Matthew Miller, head of theater education, was the only faculty member in London with the Temple Theaters London program, a semester-long study abroad program in England, when he and the 17 students in the program found out they’d have to return home in March. He’s now transitioned from teaching them two in-person courses in London, to teaching them remotely online as they’ve returned home across the United States — from the East Coast to California to Alaska.
“This semester, it’s not about the grades,” Miller said. “Like, I don’t think anybody should be graded. I mean, everybody should get an A for all I care. I think that students are mature enough, and can soak in the material that they had before we all went online, and let’s do the best we can for however long the semester is. But I don’t think students should be held accountable for the situation that we’re in.”
He’s planning to host an in-person performance night in the fall for the program’s students to have closure for the semester projects they’re now asynchronously working on, but in the meantime, he’s organized them to have weekly Zoom check-in calls to stay in touch.
“There is some academics that happens in [the calls], but honestly mostly it’s just a chance to be a cohort and talk and laugh and say what’s going on in their lives, and it’s more of a mental check-in than an academic check-in,” Miller said.
Sean Davis, an adjunct music instructor, has implemented similar mental health check-ins after his two Temple and four West Chester University courses transitioned online.
“Some students are going home to situations that are less than ideal, and I don’t know who is being checked on, I don’t know who is having a rough time,” Davis said. “So I kind of felt as though, even if they’re not comfortable expressing it, which is very understandable, I think it helps just to hear somebody ask.”
TEACHING AFTER COVID-19
Even when in-person classes can resume, Davis said he plans to continue doing some type of check-in for students at the beginning of his classes, just to make sure they’re doing OK.

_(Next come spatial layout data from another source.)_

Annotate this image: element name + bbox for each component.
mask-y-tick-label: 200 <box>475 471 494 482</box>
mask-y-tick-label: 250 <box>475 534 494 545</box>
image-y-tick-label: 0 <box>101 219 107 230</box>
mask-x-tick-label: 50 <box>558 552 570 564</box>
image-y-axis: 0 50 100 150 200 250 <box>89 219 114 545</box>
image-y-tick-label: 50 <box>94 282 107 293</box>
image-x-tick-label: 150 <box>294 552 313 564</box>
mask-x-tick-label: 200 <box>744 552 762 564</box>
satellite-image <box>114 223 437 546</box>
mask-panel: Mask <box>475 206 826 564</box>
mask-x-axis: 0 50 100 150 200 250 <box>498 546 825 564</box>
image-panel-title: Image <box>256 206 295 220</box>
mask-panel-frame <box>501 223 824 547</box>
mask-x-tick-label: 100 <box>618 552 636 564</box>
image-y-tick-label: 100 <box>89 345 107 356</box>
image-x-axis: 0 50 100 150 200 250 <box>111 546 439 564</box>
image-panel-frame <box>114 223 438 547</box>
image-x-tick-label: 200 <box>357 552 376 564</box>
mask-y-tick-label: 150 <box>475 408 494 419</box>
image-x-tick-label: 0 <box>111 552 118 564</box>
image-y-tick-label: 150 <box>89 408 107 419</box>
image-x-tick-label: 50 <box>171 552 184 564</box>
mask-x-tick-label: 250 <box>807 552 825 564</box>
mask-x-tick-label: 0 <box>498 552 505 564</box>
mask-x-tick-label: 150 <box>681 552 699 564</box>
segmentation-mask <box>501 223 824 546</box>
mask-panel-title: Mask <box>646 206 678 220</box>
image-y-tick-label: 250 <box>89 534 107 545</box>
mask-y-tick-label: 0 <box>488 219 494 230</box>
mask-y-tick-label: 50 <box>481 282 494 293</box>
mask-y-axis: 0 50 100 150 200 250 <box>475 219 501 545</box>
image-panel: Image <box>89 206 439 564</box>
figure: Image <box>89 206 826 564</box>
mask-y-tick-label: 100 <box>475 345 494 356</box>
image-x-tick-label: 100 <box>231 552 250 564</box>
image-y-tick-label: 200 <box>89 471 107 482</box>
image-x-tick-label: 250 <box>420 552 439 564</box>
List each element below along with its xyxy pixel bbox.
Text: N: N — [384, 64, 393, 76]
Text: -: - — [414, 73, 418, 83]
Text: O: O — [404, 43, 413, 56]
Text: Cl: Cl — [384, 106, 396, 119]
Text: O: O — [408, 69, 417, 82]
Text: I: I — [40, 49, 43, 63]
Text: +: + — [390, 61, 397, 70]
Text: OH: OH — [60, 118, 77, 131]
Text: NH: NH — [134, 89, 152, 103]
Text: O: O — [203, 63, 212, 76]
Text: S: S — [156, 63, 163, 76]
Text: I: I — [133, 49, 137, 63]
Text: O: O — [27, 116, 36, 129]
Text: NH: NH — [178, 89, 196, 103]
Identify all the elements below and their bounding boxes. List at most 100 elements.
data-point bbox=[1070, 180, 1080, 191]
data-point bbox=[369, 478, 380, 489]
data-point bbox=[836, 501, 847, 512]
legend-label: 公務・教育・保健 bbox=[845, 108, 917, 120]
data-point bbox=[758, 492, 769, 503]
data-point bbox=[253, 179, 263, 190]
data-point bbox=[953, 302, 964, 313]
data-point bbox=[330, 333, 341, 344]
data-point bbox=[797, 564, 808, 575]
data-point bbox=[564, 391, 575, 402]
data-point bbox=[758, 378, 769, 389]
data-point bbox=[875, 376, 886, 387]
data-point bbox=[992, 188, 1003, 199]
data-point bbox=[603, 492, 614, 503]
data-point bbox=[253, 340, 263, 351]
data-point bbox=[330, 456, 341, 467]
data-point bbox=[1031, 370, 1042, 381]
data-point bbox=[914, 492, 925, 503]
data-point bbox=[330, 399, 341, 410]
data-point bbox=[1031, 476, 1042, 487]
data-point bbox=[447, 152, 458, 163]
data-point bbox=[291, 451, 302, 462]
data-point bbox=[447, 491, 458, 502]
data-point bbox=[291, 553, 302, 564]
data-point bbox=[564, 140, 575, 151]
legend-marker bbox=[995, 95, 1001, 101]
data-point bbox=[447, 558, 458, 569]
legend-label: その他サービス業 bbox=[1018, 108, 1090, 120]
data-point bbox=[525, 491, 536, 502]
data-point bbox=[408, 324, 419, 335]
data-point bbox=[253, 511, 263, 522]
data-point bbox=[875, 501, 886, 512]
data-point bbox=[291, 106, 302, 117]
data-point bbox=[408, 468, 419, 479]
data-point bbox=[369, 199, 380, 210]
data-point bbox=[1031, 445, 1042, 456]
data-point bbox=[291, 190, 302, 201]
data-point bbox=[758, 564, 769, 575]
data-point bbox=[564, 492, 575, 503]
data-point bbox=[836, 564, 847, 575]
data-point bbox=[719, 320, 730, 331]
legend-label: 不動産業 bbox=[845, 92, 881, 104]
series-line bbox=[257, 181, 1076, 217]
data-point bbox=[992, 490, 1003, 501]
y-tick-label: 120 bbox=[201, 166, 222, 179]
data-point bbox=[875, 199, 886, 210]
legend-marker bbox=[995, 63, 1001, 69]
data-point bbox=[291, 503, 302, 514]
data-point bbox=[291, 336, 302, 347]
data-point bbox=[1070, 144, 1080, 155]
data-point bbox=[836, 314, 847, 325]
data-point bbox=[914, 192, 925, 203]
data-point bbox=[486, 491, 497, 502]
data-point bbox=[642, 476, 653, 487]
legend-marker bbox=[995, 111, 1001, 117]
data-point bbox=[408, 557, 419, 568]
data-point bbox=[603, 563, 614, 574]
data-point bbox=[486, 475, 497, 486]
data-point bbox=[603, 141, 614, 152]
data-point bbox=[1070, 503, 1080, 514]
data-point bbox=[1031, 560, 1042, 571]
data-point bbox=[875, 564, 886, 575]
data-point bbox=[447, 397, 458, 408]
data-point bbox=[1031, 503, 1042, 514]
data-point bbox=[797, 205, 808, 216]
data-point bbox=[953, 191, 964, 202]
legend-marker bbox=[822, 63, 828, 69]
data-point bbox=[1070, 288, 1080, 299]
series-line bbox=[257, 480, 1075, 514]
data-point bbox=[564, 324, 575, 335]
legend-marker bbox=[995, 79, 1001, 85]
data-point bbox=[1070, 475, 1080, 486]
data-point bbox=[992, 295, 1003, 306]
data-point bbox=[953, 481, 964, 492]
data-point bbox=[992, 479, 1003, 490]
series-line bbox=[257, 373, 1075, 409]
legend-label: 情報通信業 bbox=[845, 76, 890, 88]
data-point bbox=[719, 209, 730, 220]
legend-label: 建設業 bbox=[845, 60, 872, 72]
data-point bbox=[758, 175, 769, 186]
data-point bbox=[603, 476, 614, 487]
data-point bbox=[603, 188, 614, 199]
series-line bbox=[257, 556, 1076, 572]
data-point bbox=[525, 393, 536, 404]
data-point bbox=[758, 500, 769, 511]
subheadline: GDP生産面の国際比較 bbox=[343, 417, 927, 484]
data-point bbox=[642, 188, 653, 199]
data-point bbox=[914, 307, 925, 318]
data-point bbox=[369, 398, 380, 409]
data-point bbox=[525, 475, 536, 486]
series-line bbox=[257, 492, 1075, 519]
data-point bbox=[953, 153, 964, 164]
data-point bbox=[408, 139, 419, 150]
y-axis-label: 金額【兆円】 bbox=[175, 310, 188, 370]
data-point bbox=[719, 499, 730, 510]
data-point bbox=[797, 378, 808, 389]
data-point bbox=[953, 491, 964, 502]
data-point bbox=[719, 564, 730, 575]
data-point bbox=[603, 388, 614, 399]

“Zoom and online teaching has shown a very bright light on this situation, it’s that we never really know what is going on inside of a student’s head or what’s happening in their personal lives,” Davis said. “And it’s not that we should, but there could be any number of circumstances that make it difficult for students to succeed.”
He also plans to put more notes about mental health and campus resources in his future syllabi, and use more of Canvas’ tools he’s used this semester in the future.
Levitt has made new connections and interpretations with some of her more familiar course material by teaching it during COVID-19, she said.
“I’ve learned a lot,” she said. “I think in these times, there are materials that I know very well, but I’ve read them really differently because of the situation in which we find ourselves, so it’s been kind of meaningful.”
For Peak, she plans to rethink her classes and course policies to increase the flexibility of assignments for the rest of her teaching career, starting with keeping her new no-late-penalty policy.
“At first, I thought you know that’s something I have to do like, at least for the short term, but then I realized that I had to do really from now on, I think in all the classes that I teach forever,” she added. “It’s really made me think about how to teach all my classes differently in the future.”